Впервые за время беседы Гвидо рассмеялся.

— Прежде чем менять человека, вы занялись животными. И каких удивительных перемен вы добились! Если бы это сказочное существо, охранявшее девственную чистоту, этот Единорог, чье имя ваша извращенная фантазия дала новому препарату, мог видеть все непотребства, творимые грызунами, он бы закололся своим собственным рогом. Потому что, как только крысам был введен препарат ЕА-12, они начали безостановочно совокупляться. Самцы эякулировали по пятьдесят раз подряд. Пятьдесят оргазмов в день! Более того, они проявляли при этом полное безразличие к облику, запаху и другим характеристикам партнера. Полное равенство! Они приходили в такое неистовство, что бросались не только на самок, но и на первых попавшихся самцов.
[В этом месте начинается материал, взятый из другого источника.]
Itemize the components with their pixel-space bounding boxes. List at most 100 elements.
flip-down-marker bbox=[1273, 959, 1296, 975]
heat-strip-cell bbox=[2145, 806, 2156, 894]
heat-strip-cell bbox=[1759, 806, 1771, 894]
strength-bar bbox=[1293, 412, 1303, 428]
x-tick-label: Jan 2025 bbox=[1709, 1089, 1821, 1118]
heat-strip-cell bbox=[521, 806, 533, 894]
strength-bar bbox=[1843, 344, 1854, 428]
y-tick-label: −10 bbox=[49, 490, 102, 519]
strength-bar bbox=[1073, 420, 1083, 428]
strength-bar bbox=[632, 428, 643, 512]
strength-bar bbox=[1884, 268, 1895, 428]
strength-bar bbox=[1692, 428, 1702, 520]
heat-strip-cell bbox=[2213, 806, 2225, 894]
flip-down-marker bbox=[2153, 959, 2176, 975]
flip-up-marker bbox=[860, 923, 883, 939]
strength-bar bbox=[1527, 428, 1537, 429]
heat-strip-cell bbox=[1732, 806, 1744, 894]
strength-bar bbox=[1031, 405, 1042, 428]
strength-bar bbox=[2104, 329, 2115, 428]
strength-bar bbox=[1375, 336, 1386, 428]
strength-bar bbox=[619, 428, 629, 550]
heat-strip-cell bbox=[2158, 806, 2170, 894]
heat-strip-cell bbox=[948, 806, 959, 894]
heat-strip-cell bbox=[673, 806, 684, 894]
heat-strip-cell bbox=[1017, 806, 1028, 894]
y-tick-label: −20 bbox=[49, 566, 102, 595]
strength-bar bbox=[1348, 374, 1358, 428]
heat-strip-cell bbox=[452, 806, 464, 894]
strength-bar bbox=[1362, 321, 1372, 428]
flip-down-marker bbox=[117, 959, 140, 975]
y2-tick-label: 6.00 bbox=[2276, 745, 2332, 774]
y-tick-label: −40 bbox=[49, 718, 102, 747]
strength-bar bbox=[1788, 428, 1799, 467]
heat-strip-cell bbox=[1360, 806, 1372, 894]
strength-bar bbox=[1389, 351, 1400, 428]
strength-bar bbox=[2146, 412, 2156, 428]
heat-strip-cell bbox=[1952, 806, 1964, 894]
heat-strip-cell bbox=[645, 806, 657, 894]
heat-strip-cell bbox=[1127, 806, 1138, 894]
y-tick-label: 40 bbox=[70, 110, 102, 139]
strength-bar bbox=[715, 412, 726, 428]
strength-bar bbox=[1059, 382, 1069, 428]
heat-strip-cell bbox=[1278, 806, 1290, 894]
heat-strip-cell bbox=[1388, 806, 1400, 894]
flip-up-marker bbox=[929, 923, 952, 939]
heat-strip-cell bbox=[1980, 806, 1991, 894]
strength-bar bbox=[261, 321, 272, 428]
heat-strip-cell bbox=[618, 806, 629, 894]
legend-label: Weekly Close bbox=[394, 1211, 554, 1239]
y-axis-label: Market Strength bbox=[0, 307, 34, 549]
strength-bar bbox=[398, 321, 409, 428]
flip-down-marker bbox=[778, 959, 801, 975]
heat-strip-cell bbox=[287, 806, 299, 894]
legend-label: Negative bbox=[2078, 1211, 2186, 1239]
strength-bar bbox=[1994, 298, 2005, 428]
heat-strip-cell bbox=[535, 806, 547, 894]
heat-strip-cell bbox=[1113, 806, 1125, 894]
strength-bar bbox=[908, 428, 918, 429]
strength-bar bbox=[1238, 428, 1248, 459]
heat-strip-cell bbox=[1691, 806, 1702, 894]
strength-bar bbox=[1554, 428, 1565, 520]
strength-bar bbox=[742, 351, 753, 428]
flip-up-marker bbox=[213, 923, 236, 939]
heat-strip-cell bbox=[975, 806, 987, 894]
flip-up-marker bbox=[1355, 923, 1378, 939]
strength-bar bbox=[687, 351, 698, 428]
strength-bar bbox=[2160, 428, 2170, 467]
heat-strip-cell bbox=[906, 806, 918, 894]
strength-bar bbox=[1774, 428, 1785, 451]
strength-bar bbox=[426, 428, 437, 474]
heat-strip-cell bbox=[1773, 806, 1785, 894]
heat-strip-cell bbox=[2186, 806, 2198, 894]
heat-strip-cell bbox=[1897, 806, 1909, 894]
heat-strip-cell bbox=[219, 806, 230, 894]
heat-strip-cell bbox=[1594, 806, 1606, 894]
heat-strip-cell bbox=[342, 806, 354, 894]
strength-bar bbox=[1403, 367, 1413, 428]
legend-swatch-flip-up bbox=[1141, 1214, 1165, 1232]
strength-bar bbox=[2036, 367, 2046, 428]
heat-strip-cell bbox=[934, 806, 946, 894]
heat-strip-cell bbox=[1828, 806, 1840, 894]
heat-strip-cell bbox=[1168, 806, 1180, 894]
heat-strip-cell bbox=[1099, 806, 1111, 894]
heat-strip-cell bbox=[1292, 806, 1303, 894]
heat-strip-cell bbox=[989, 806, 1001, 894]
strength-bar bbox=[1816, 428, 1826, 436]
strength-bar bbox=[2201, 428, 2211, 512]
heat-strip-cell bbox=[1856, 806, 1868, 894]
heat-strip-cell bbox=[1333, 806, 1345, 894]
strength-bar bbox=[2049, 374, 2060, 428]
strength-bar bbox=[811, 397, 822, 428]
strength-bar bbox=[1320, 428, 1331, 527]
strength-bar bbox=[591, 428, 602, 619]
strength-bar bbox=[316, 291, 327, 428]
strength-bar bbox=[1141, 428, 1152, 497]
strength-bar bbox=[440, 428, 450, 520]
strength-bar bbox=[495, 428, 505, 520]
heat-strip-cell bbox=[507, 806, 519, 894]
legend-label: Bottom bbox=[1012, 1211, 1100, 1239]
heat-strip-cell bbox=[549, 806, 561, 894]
Если бы на этом все заканчивалось, еще куда ни шло. Они попытались насиловать котов. Это может показаться смешным…

— Так смейтесь!

— Думаю, это будет слишком жестоко, доктор Андреотти, — холодно сказал Незрин. — После Пятидесяти совокуплений ваши донжуаны падали мертвыми. От перевозбуждения или от других свойств вашего препарата. Я не знаю. Вы, видимо, тоже. Потому что вы повторяли опыты снова и снова, постоянно меняя дозу и условия проведения эксперимента. Сотни и сотни крыс всех пород вкусили яд безграничной любви. Но ни одна не дожила до утра.

Незрин закончил свою речь и был удивлен, когда Гвидо нарушил молчание. Но голос итальянца доносился словно издалека и казался бесплотным. Он произнес знакомые Незрину слова:

— Я никогда не совершал беззакония.

Я никогда не причинял людям зла.

Я не поднял руки на человека.

Я никогда не лишал человека того, что он желает.

Я никогда не заставлял людей плакать.

Я не убивал.

Когда Незрин снова заговорил, в голосе его что-то изменилось.

— Я не сомневаюсь в чистоте ваших помыслов, доктор Андреотти. Если бы вы оставались независимым исследователем, если бы вами управляло только ваше сознание, если бы вы были единственным, кто может судить о значении и направлениях вашей работы, я бы никогда не осмелился надоедать вам. Но тогда вы не приехали бы сюда. Вы здесь, в Сивахе, потому, что не свободны. Кто-то послал вас.

Гвидо хотел что-то возразить, но Незрин решительно продолжал:

— Вы не можете именовать себя беспристрастным ученым мужем, если отдаетесь в распоряжение организации, чьи цели и деятельность служат нуждам определенного правительства. Это делает вас могущественным, но подобное могущество не принесет блага ни государству, ни нации. Вот почему я встревожен и осмелился потревожить вас.